A review by frickative
Depths by Laurie Thompson, Henning Mankell

4.0

In an effort to introduce some variety into my reading material (Stephen King and crime fiction are fine - reading nothing but Stephen King and crime fiction is not so fine) I recently joined a book group through my local library. Depths is the first book I read for it, and for the first 50 pages or so, I was almost regretting joining. Almost. It's a weird book, that's for sure. It's stark, it's bleak, it's excessively detailed, and in places it's so minimalist that entire chapters are a single sentence long.

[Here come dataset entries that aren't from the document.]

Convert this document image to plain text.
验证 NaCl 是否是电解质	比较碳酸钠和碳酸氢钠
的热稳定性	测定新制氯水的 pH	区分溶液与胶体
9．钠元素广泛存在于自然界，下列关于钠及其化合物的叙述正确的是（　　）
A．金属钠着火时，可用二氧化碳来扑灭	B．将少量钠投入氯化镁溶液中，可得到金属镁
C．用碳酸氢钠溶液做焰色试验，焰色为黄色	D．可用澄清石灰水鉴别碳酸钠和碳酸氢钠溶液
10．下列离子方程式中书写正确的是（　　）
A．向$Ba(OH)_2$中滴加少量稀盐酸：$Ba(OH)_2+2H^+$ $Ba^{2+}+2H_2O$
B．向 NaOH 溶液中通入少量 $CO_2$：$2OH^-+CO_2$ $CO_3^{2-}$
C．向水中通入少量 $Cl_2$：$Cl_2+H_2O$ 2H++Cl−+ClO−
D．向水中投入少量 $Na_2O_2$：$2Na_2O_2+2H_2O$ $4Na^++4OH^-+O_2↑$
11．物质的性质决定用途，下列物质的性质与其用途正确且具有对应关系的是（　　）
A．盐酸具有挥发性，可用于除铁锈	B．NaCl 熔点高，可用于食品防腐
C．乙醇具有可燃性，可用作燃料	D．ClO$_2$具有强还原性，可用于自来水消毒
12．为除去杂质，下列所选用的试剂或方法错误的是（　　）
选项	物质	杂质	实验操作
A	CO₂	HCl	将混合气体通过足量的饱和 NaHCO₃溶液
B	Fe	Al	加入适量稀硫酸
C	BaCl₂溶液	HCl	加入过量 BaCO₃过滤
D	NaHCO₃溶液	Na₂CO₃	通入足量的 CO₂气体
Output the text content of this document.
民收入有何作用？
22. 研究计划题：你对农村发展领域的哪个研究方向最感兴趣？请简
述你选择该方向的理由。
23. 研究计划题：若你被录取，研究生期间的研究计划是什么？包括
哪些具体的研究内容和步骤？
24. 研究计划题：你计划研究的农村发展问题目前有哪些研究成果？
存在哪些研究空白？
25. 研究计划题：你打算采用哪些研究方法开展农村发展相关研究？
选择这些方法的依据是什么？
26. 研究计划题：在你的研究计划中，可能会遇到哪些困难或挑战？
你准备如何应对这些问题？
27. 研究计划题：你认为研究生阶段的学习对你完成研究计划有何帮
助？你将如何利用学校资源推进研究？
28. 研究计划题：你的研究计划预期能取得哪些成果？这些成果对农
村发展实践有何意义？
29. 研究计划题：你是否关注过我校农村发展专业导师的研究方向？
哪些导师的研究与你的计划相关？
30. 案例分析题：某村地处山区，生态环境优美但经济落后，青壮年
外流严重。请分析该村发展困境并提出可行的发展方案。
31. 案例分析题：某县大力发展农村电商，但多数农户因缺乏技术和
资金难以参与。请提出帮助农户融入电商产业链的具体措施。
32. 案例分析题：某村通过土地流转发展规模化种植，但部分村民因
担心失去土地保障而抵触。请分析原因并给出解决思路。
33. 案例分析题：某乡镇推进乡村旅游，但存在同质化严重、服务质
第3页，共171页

While the prologue is fantastically gripping, what follows it really wasn't, for me, until I settled into the style. The main character is obsessed with measurements, so there's a lot of intricate detail, plus an underlying tone of total despair. Yet by the final third of the book, I stopped having to force myself to read a set number of pages per day, and began racing through it of my own volition. It's a tough one to explain - the protagonist is a reprehensible excuse for a human being, there's no one and nothing to root for here, and yet it became highly compelling nonetheless.
It didn't help that around the mid-way point, I read a bizarre Guardian review that said the main character is a serial killer. He isn't. I spent the rest of the book waiting for this to be revealed. It wasn't.


All in all, I'd definitely be interested in checking out more of Mankell's work (I really must try some Wallander, resolution to read less crime fiction be damned) because there was some really beautiful prose here.